Survey Hopes to Address Indigenous Issues


Indigenous Futures Survey flyer. Visit to take the survey. Image/ Native Organizers Alliance

By: Zachary Young, Editor-in-Chief

The Native Organizers Alliance is conducting their second annual Indian Futures Survey. The anonymous survey is a Native-led initiative. The Native Organizers Alliance said the survey will help highlight an authentic and contemporary Native experience, while also bringing awareness to “systemic challenges and priority issues.”

The Alliance is partnered by the IllumiNative and Research for Indigenous Social Action and Equity (RISE). The organizations use the survey to assess the current standing of Indigenous communities.

Aminah Ghaffar, a fellow with the Native Organizers Alliance, said the survey has the potential to influence policy change regarding Native Americans. Ghaffar also mentioned the survey should be important to Southeastern Woodland people such as the Lumbee and Tuscarora since these tribes are often not included in national policy pertaining to Native Americans.

Ghaffar herself is a member of the Lumbee Tribe of North Carolina and said her decision to help promote this survey was intentional.

“Oftentimes when we’re talking about policy change, we’re just talking about on the federal level, federally recognized tribes and that’s not representative of all the tribes in the Southeast. So making sure that state-recognized tribes, like most of the tribes in North Carolina, are included in that policy change effort,” Ghaffar said.

The Native Organizers Alliance entered a data sharing agreement with tribal administrations across the country. Tribes that enter the agreement will get the results of the survey taken by their tribal members to better assess their respective tribe’s needs.

The survey asks a variety of questions related to education, local municipalities, local and national politics, mental health, representation in the media, self-determination and many more issues in Native areas.

Approximately 6,000 Natives Americans, across all 50 states participated in the last survey. Those results were presented at the white house to former President Donald J. Trump.

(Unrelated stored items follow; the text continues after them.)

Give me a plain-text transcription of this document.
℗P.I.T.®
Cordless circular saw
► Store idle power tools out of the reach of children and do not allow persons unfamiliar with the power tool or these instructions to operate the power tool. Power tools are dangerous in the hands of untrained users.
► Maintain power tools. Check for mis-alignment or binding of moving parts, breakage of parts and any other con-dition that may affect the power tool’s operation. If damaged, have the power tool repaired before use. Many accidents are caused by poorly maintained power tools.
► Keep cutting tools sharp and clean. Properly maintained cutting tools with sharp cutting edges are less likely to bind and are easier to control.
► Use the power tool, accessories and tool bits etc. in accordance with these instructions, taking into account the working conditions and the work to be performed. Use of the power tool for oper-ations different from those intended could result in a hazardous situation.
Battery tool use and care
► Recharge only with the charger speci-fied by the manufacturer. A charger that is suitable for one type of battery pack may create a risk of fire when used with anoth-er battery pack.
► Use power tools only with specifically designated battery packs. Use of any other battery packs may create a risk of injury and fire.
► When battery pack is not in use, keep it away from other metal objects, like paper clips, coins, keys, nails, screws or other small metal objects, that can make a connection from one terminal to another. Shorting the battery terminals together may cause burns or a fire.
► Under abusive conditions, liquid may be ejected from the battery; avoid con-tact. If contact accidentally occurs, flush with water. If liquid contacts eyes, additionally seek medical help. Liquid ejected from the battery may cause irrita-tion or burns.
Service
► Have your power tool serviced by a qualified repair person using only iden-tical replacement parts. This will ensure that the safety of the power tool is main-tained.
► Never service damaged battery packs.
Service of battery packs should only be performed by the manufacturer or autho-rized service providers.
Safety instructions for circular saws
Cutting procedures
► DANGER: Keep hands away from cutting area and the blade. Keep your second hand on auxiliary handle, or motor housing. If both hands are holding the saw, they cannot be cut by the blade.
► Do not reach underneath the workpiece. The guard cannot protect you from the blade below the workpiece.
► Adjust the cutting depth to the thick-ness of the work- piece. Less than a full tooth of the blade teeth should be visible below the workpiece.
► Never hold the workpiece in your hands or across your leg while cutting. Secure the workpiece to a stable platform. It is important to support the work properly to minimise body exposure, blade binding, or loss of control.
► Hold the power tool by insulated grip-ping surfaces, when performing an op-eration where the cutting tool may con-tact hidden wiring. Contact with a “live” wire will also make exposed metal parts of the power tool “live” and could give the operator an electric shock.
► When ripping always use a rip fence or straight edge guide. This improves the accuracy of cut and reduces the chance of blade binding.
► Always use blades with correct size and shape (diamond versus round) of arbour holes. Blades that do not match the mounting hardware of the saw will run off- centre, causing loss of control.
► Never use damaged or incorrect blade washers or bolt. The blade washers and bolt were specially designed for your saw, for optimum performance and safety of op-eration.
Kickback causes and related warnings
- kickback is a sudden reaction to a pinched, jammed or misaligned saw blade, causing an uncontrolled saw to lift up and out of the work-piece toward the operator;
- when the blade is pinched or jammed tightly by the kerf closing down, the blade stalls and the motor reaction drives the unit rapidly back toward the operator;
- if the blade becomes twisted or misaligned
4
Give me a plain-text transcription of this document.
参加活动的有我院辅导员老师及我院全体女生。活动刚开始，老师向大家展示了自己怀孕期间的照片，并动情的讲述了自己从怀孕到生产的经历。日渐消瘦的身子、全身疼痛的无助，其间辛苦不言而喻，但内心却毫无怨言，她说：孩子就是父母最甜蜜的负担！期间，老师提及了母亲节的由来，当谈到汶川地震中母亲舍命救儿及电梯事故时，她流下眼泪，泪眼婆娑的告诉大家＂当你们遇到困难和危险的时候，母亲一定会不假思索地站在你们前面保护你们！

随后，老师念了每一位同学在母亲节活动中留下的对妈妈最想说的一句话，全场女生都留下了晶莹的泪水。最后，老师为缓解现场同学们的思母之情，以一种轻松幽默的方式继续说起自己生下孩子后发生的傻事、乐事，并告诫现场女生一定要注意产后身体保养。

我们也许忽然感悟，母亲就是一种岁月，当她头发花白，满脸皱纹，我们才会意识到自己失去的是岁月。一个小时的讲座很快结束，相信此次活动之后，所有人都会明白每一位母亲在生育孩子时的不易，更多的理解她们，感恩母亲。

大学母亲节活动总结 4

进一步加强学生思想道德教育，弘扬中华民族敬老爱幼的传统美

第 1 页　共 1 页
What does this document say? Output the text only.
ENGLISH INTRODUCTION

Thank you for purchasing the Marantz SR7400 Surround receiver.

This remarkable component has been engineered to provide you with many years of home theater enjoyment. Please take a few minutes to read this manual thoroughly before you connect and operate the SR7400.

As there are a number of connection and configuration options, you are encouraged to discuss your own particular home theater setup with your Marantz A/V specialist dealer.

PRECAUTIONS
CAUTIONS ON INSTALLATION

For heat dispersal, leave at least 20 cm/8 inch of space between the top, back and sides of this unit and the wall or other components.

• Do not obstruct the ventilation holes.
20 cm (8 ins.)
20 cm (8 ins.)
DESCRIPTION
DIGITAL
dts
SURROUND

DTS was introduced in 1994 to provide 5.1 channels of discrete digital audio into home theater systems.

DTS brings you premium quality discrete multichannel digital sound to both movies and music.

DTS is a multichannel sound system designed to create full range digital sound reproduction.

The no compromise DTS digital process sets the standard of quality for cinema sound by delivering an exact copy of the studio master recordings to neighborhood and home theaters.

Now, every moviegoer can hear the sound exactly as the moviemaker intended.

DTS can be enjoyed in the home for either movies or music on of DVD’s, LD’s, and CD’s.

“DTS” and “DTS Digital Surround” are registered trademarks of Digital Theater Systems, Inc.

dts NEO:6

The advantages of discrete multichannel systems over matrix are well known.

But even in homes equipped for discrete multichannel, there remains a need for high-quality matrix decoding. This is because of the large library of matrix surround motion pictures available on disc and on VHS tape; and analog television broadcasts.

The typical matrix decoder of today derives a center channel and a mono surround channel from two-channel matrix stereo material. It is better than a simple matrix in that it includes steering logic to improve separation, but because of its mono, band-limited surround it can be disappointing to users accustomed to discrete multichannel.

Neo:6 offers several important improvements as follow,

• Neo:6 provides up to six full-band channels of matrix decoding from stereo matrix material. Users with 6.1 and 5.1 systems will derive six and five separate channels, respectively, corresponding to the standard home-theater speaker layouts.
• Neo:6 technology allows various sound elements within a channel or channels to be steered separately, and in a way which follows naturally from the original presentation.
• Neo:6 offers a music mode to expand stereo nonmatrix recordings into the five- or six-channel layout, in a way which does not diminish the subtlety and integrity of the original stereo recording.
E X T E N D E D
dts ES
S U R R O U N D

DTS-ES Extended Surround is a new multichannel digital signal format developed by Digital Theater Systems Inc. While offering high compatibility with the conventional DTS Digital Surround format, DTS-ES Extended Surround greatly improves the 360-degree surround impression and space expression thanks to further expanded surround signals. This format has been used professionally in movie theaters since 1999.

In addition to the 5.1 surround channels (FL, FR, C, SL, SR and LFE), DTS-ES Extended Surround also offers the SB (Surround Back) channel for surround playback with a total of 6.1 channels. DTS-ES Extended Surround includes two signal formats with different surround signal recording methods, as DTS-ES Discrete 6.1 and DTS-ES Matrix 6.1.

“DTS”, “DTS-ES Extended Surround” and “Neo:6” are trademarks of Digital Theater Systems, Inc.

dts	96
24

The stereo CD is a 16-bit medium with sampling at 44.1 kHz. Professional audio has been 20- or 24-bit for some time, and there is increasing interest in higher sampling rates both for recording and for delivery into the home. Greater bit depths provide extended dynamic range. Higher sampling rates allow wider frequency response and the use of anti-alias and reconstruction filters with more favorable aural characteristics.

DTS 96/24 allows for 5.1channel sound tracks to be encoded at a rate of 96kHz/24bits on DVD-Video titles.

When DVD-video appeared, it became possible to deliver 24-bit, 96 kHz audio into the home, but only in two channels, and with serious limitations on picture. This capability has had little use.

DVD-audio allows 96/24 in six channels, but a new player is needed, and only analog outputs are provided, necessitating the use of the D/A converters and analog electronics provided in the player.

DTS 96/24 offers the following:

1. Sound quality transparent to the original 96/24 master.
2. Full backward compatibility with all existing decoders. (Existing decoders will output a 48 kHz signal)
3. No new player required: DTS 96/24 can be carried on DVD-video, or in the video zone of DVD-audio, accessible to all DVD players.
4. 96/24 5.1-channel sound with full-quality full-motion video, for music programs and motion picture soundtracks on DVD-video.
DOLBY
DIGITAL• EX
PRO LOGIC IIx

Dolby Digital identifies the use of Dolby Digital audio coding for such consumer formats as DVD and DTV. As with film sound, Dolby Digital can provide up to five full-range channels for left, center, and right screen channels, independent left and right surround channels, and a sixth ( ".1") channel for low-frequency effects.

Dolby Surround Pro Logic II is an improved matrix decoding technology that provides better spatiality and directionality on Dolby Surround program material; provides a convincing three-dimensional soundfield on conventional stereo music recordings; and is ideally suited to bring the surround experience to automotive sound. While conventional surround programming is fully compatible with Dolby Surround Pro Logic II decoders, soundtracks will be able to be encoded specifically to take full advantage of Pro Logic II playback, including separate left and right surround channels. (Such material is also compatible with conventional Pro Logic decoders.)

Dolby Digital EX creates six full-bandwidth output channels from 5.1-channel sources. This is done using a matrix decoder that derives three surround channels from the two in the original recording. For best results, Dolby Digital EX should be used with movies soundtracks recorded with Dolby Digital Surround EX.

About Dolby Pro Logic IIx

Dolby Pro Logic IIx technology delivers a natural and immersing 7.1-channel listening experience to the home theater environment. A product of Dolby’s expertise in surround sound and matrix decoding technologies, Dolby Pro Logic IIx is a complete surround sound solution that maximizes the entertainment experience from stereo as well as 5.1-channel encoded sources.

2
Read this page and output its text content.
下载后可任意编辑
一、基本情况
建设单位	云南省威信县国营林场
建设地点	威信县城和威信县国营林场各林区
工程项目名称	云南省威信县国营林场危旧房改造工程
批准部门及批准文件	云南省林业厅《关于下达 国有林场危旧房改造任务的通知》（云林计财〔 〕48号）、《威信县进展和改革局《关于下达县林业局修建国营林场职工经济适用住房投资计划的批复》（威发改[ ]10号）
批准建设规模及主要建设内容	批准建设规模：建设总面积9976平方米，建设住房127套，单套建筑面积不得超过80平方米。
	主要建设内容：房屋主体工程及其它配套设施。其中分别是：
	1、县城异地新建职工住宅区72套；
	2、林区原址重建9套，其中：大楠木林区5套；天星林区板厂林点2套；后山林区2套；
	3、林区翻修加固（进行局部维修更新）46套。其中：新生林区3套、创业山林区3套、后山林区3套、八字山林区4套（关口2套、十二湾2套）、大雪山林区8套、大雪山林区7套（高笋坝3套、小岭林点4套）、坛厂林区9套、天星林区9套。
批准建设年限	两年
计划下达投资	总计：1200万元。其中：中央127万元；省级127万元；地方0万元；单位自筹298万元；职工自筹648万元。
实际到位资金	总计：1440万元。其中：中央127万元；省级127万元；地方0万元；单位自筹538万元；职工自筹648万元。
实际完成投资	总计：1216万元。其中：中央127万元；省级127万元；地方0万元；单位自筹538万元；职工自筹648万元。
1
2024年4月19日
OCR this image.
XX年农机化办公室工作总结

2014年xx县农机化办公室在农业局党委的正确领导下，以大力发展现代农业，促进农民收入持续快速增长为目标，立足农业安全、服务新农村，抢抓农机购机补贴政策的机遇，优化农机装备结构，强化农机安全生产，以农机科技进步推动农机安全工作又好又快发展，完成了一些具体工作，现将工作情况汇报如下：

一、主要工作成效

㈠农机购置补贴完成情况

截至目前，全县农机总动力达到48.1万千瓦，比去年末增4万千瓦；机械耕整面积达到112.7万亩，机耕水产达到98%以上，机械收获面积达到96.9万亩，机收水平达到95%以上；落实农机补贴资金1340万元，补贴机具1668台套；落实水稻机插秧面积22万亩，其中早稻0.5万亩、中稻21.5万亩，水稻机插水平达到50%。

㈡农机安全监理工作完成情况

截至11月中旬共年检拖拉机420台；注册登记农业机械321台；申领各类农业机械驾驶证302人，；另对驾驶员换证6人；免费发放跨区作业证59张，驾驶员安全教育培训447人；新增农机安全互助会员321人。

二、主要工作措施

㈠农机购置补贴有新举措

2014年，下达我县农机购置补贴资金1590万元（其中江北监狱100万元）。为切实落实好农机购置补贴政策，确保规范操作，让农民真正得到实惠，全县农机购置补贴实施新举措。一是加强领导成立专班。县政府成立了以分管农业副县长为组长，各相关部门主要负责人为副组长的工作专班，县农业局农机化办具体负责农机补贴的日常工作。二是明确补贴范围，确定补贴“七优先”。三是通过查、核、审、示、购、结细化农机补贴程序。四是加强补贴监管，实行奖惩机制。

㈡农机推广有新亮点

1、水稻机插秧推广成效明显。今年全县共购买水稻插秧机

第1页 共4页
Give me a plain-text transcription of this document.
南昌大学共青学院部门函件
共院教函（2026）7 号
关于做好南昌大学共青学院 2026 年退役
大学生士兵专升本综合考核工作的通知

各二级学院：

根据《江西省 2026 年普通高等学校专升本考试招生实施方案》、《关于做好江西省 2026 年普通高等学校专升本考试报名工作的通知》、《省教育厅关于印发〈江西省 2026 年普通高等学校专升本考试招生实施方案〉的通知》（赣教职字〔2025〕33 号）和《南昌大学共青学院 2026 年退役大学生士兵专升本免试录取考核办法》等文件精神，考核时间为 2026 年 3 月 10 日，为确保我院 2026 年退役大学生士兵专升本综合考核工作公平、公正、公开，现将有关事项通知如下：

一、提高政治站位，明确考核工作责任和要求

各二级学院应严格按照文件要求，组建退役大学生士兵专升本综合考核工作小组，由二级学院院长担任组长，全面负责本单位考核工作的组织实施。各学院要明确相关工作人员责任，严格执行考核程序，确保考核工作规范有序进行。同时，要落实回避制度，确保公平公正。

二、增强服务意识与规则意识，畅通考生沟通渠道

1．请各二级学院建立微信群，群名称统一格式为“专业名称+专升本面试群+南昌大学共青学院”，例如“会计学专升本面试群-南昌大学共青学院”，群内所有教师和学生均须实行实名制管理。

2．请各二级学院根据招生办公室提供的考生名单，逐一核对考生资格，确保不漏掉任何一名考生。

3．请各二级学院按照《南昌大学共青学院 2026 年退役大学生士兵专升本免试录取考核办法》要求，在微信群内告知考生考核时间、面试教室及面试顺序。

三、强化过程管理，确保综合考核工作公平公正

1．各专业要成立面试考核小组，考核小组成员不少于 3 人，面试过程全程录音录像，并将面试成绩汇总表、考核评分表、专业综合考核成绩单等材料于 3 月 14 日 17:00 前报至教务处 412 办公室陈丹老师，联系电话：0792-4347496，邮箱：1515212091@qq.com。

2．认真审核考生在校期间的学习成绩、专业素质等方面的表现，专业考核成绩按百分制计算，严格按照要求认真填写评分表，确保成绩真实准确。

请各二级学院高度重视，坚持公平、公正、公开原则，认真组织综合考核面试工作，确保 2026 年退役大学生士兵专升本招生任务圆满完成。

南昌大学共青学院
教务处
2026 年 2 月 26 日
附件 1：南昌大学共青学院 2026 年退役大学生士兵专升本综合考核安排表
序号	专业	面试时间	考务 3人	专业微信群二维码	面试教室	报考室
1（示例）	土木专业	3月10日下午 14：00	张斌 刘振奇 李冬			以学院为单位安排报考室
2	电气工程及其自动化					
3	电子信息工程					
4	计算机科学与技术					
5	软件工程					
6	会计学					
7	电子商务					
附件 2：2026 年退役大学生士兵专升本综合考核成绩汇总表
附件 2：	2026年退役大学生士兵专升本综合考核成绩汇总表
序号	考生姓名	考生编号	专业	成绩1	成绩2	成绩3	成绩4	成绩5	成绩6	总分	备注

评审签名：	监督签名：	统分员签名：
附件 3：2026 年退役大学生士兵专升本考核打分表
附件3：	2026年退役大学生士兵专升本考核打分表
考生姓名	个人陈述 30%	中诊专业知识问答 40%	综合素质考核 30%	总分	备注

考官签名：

Catherine Cavalier, another fellow with the Native Organizers Alliance, called the initiative “fulfilling.”

“Since I’ve been a fellow sharing the survey and working with NOA, it’s done a fantastic job of connecting and bringing together Natives of all different paths, to raise their voice and boost the communities that so often get overlooked,” Cavalier said.

The survey takes approximately 15 to 20 minutes to complete. All Native Americans 18 years or older are encouraged to participate. The survey will be open until March 31. Participants will be prompted to another shorter optional survey to be entered in a raffle for prizes such as beaded earrings, bolo ties, clothing and more.